Panel Paper:
Entrepreneurship, Information, and Growth
*Names in bold indicate Presenter
We quantify this understanding by focusing not on the entrepreneur but on her project. To undertake a project, an entrepreneur must assess local and broader demand for her products and services, the necessary supply network, and the feasible financing. Each entrepreneurial action—opening, expanding, or even terminating a project—illuminates a niche of the marketplace. Project financiers must assess these same aspects as well as the suitability of the entrepreneur herself. Through its evolution and possible eventual demise, the project provides information on the viability of similar projects. Each such entrepreneurial project thus generates an externality for potential followers. Regions with greater density of such projects become more attractive for ensuing entrepreneurial activity and economic growth. Systematic differences in regional information depth through such entrepreneurial dynamism create effective geographic informational asymmetries, market failures that we show theoretically can reinforce stagnation in economically-marginalized areas.

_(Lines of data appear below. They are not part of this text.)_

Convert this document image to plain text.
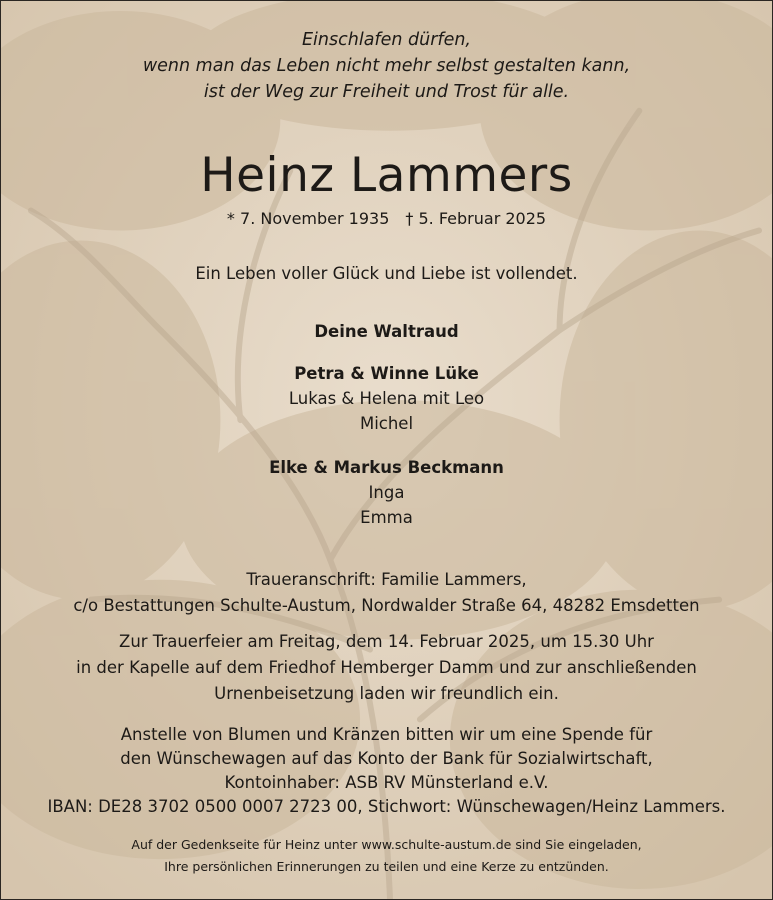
Einschlafen dürfen,
wenn man das Leben nicht mehr selbst gestalten kann,
ist der Weg zur Freiheit und Trost für alle.
Heinz Lammers
* 7. November 1935 † 5. Februar 2025
Ein Leben voller Glück und Liebe ist vollendet.
Deine Waltraud
Petra & Winne Lüke
Lukas & Helena mit Leo
Michel
Elke & Markus Beckmann
Inga
Emma
Traueranschrift: Familie Lammers,
c/o Bestattungen Schulte-Austum, Nordwalder Straße 64, 48282 Emsdetten
Zur Trauerfeier am Freitag, dem 14. Februar 2025, um 15.30 Uhr
in der Kapelle auf dem Friedhof Hemberger Damm und zur anschließenden
Urnenbeisetzung laden wir freundlich ein.
Anstelle von Blumen und Kränzen bitten wir um eine Spende für
den Wünschewagen auf das Konto der Bank für Sozialwirtschaft,
Kontoinhaber: ASB RV Münsterland e.V.
IBAN: DE28 3702 0500 0007 2723 00, Stichwort: Wünschewagen/Heinz Lammers.
Auf der Gedenkseite für Heinz unter www.schulte-austum.de sind Sie eingeladen,
Ihre persönlichen Erinnerungen zu teilen und eine Kerze zu entzünden.
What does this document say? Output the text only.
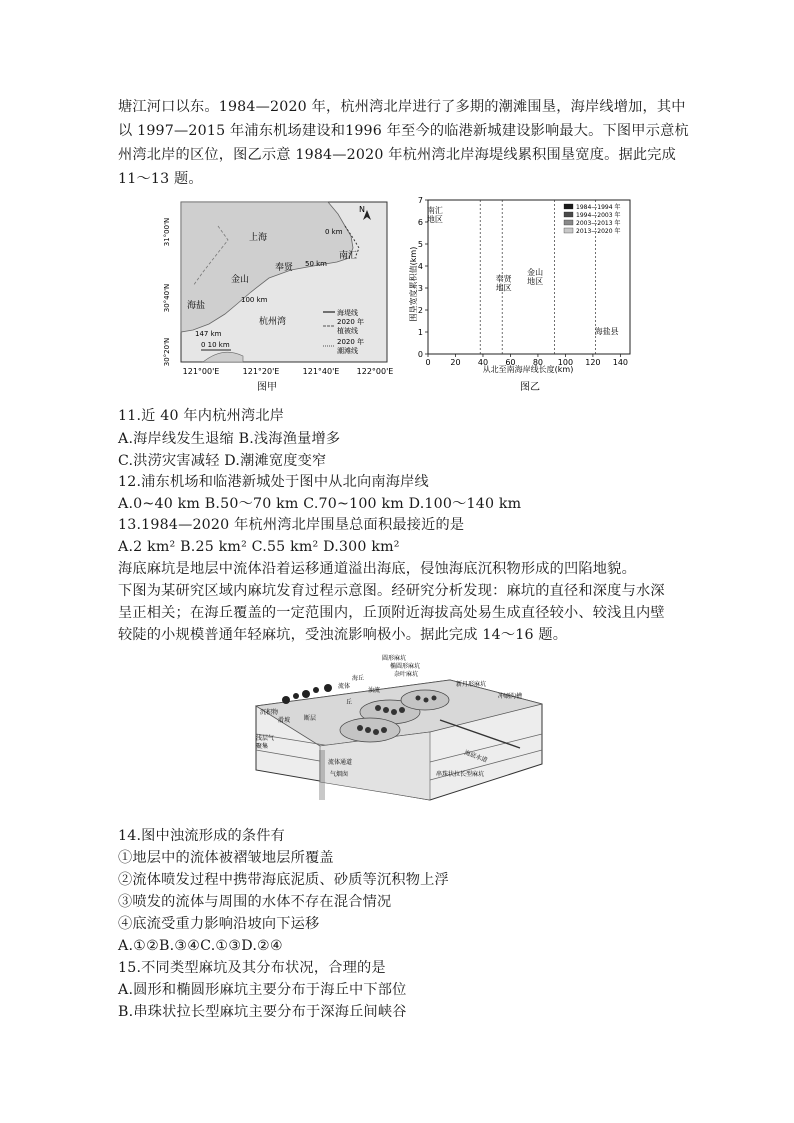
塘江河口以东。1984—2020 年，杭州湾北岸进行了多期的潮滩围垦，海岸线增加，其中
以 1997—2015 年浦东机场建设和1996 年至今的临港新城建设影响最大。下图甲示意杭
州湾北岸的区位，图乙示意 1984—2020 年杭州湾北岸海堤线累积围垦宽度。据此完成
11～13 题。
31°00'N
30°40'N
30°20'N
121°00'E	121°20'E	121°40'E 122°00'E
上海
奉贤
南汇
金山
海盐
杭州湾
0 km
50 km
100 km
147 km
0 10 km
N
海堤线
2020 年
植被线
2020 年
潮滩线
图甲
0 20 40 60 80 100 120 140
0
1
2
3
4
5
6
7
南汇
地区
奉贤
地区
金山
地区
海盐县
1984—1994 年
1994—2003 年
2003—2013 年
2013—2020 年
围垦宽度累积值(km)
从北至南海岸线长度(km)
图乙
11.近 40 年内杭州湾北岸
A.海岸线发生退缩 B.浅海渔量增多
C.洪涝灾害减轻 D.潮滩宽度变窄
12.浦东机场和临港新城处于图中从北向南海岸线
A.0~40 km B.50～70 km C.70~100 km D.100～140 km
13.1984—2020 年杭州湾北岸围垦总面积最接近的是
A.2 km² B.25 km² C.55 km² D.300 km²
海底麻坑是地层中流体沿着运移通道溢出海底，侵蚀海底沉积物形成的凹陷地貌。
下图为某研究区域内麻坑发育过程示意图。经研究分析发现：麻坑的直径和深度与水深
呈正相关；在海丘覆盖的一定范围内，丘顶附近海拔高处易生成直径较小、较浅且内壁
较陡的小规模普通年轻麻坑，受浊流影响极小。据此完成 14～16 题。
圆形麻坑
椭圆形麻坑
杂叶麻坑
新月形麻坑
冲刷沟槽
沉积物
滑坡 断层
流体
海丘
丘
浊流
浅层气
聚集
流体通道
气烟囱	串珠状拉长型麻坑
海底水道
14.图中浊流形成的条件有
①地层中的流体被褶皱地层所覆盖
②流体喷发过程中携带海底泥质、砂质等沉积物上浮
③喷发的流体与周围的水体不存在混合情况
④底流受重力影响沿坡向下运移
A.①②B.③④C.①③D.②④
15.不同类型麻坑及其分布状况，合理的是
A.圆形和椭圆形麻坑主要分布于海丘中下部位
B.串珠状拉长型麻坑主要分布于深海丘间峡谷
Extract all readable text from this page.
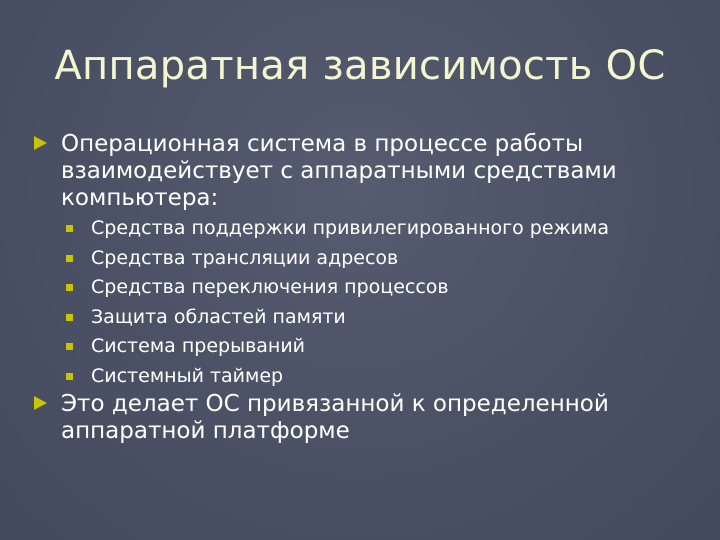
Аппаратная зависимость ОС
Операционная система в процессе работы взаимодействует с аппаратными средствами компьютера:
Средства поддержки привилегированного режима
Средства трансляции адресов
Средства переключения процессов
Защита областей памяти
Система прерываний
Системный таймер
Это делает ОС привязанной к определенной аппаратной платформе
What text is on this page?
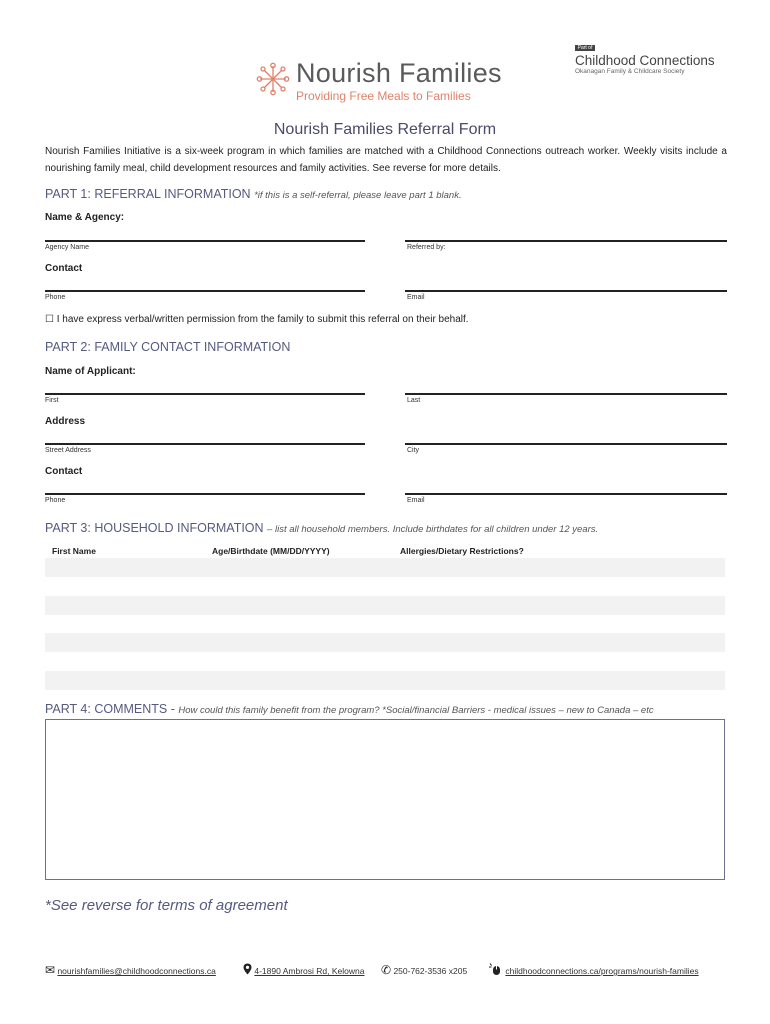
Nourish Families
Providing Free Meals to Families
Part of
Childhood Connections
Okanagan Family & Childcare Society
Nourish Families Referral Form
Nourish Families Initiative is a six-week program in which families are matched with a Childhood Connections outreach worker. Weekly visits include a nourishing family meal, child development resources and family activities. See reverse for more details.
PART 1: REFERRAL INFORMATION *if this is a self-referral, please leave part 1 blank.
Name & Agency:
Agency Name	Referred by:
Contact
Phone	Email
☐ I have express verbal/written permission from the family to submit this referral on their behalf.
PART 2: FAMILY CONTACT INFORMATION
Name of Applicant:
First	Last
Address
Street Address	City
Contact
Phone	Email
PART 3: HOUSEHOLD INFORMATION – list all household members. Include birthdates for all children under 12 years.
First Name	Age/Birthdate (MM/DD/YYYY)	Allergies/Dietary Restrictions?
PART 4: COMMENTS - How could this family benefit from the program? *Social/financial Barriers - medical issues – new to Canada – etc
*See reverse for terms of agreement
✉ nourishfamilies@childhoodconnections.ca	4-1890 Ambrosi Rd, Kelowna ✆ 250-762-3536 x205	childhoodconnections.ca/programs/nourish-families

Our basic hypothesis is maintained empirically. Spatial differences in entrepreneurial activity, as expressed through the births of local establishments, have a statistically and economically significant effect on local employment growth. This finding is robust to a variety of specifications. Furthermore, local establishment births and deaths are strongly associated with future establishment birth rates—evidence that future entrepreneurs look to past successes and failures when choosing what projects to implement. Finally, we close the loop by identifying twin indirect positive impacts that establishment deaths have on future employment growth— effectively underscoring the likely informational role of entrepreneurial projects on growth. We find similar results when we include establishment births alongside existing measures of entrepreneurship; these results support our contention that establishment births capture a relationship with employment growth that is different from its relationship to alternatives such as proprietorship and business employment. The fundamental relationship between entrepreneurial projects and employment growth remains consistent when using instrumental variable analysis featuring historical mining activity as a first-stage instrument. These results are robust to a variety of specifications of independent variables and remain remarkably strong even after including traditional controls known to influence local growth.